Intelligent Content is the new trendy topic in the technical documentation galaxy. I had the occasion to assist to numerous presentations and panels around this subject during the fall 2015 conferences and tradeshows like IDW in San Jose, Lavacon in New Orleans or Tekom in Stuttgart, and I want to share some feelings and disappointment.
Do you dare to ask what is intelligent content? Because somehow, it speaks for itself: It’s in the name. The keywords that gravitate around this concept are: semantic tagging, classified content, taxonomies, cross-silos, linked information, structured content, reusability, multi-channel delivery.
In fact the answer is pretty vague, and I feel that there is a huge confusion between content, structure and semantics. And this is what I would like to clarify.
Content is what you say
It’s the story.
Structure is how you say it
Paragraphs, lists, images, tables, … how you split your content in multiple fragments in the case of structured authoring so that you can more easily reuse fragments in different places without having to duplicate it. Like using the same product description in a tech doc, in a blog article and in a catalog.
Semantics is why you say it
It’s the purpose of the content: your intent summarized and formalized through keywords, tags or links. It’s what allows keeping the “right content at the right time” promise.
Content is about language and words.
Structure is about format: Docbook, DITA, Framemaker, etc.
Semantics is about metadata and ontologies.
There is no real link between Content and Structure
I heard: “DITA is more suited to intelligent content than other formats”. I think it’s wrong and misleading to say that. There is no real link between those two things. I know that the DITA community will hate me for saying that, but a little controversy is good sometimes (at least this gives opportunity for new panels and flames).
Let’s start with this more obvious assertion: There is no real link between Content and Structure. It’s not because you write in Docbook that you tell better stories than if you write with Microsoft Word. Was Shakespeare a poor writer because he was not writing in DITA?
Your skills as a storyteller have nothing to do with the tool — the structure— that you use for writing.
The same way, Structure is not bound to Semantics. Adding a tag to a piece of content that is in DITA, in Docbook or in HTML is not different. It’s still a tag – attached to – a piece of content.
A “tag” is any additional information added to content to describe its nature, subject, purpose, use, etc. It can be a free keyword, an entry from a controlled list or a taxonomy, or even an RDF assertion complying an ontology.
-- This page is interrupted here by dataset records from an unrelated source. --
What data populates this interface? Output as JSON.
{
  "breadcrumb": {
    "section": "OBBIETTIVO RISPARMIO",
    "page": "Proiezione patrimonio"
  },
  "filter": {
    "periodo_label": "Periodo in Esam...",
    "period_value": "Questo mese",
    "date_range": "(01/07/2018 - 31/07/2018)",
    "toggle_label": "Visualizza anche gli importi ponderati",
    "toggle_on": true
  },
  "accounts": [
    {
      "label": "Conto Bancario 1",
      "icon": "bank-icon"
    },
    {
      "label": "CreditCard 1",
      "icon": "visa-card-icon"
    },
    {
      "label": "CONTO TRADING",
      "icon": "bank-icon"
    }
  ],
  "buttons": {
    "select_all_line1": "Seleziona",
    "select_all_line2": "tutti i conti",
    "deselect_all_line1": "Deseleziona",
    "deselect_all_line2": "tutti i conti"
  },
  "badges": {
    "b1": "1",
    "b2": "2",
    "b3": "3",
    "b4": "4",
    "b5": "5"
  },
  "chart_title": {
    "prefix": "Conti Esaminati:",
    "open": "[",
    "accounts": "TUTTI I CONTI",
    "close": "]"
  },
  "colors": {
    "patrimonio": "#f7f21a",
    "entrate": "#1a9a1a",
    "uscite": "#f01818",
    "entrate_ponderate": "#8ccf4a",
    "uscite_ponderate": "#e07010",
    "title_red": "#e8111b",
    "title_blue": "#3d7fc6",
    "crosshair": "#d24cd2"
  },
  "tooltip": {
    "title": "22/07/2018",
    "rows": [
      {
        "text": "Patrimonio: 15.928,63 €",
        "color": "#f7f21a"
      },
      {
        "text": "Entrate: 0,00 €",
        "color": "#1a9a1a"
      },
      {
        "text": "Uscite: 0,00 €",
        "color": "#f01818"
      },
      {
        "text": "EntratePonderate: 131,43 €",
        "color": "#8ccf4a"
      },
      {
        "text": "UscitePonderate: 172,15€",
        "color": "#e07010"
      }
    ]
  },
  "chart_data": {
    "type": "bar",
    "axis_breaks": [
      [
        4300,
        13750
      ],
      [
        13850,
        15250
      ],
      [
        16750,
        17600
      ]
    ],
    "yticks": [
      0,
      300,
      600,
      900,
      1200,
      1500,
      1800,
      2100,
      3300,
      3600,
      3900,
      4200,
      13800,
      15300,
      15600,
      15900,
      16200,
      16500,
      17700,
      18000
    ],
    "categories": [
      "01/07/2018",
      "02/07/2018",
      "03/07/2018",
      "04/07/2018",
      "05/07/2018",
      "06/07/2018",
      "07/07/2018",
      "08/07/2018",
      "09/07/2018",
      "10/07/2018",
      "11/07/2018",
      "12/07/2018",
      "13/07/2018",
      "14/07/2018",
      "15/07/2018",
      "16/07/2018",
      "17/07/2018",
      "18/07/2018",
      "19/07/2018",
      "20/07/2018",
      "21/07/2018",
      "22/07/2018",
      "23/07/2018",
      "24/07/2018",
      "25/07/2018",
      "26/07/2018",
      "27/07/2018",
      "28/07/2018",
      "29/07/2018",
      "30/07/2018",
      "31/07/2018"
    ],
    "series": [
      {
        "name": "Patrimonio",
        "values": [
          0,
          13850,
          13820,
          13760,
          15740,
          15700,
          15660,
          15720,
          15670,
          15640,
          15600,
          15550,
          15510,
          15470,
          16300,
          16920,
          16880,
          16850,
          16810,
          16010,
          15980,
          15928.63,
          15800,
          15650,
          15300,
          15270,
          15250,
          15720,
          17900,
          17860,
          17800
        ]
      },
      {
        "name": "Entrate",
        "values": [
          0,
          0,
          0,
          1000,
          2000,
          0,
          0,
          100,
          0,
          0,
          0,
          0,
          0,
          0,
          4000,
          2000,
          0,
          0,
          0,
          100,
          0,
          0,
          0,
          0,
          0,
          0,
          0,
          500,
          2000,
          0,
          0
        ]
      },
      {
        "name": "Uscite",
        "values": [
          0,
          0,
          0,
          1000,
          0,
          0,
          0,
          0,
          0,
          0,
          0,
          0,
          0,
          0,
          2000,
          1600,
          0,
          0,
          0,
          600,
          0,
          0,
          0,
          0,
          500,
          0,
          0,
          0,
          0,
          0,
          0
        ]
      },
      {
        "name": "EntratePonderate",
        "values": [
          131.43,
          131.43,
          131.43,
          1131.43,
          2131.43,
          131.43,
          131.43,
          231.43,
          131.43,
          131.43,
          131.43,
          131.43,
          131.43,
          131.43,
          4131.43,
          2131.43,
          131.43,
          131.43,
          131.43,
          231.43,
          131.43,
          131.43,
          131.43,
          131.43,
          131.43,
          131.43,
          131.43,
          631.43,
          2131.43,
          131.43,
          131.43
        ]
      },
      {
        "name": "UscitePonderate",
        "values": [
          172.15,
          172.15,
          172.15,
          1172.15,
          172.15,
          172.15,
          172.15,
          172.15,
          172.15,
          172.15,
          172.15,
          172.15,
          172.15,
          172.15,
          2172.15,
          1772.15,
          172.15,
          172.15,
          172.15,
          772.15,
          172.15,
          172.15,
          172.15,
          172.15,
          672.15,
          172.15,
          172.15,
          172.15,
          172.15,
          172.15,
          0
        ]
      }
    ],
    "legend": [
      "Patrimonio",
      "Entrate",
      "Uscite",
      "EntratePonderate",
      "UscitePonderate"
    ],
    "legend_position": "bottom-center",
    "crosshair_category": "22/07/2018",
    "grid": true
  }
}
I won’t dig further on the subject of semantics technics and technologies, but will just give few real life examples to illustrate what those tags could be:
- ‘Subject=installation, service, search’
- ‘Audience=expert’ —implied “this content is meant to be read by experts”
- ‘Product=Software/AFS’ —implied: “this content applies to the software product AFS”
- ‘See also topic X’ —implied “this content is closely related to content X”
The point I want to insist on is the second part of the phrase: “attached to”. The tags are not inside the content. They are external to it and live separately. Putting them inside the content may even be an error.
Consider these two examples:
- ‘Audience=expert’ may depend on the context and the same content may be used by ‘novice’ as part of a task description.
- ‘See also topic X’ is a link that becomes invalid and must disappear if topic X is deleted. And you shouldn’t have to open all content pieces pointing to remove the links. Therefore it’s quite clear that the link should be external to the content itself.
Last but not least, this added descriptions (tags) are relevant only when they are attached to a piece of information that is coherent, focused and self-sufficient.
- Tagging a word or a phrase does not make sense. It’s not an information, surely not self sufficient, and too ambiguous.
- Tagging globally a 300 pages manual may not be relevant either. It is too generic, certainly dealing with a lot of different subjects.
This is why tagging mostly makes sense on fragments of content (topics), and this is also why intelligent content is closely related to structured content authoring. But this should not be a reason to blur the lines and mix the two subjects. This would be wrong and confusing for people, which won’t help the necessary move towards intelligent content.
Let’s always keep this distinction clear between Content, Structure and Semantics.
My claim to DITA Experts: As explained above, most of the semantics —i.e. tags— should be managed and stored alongside the content itself, and this is a capability that should be offered by the CCMS (Component Content Management System). The different features, possibilities of this management would create a distinction between the different CCMS on the market. But at the end of the day, we miss in DITA the possibility to export (serialize) this semantic layer. DITA offers the possibility to exchange the content without loosing the structure through the topic and map DTDs. But there is no recommendation to publish the semantics. This is certainly a missing part if DITA wants to be a comprehensive standard for intelligent content.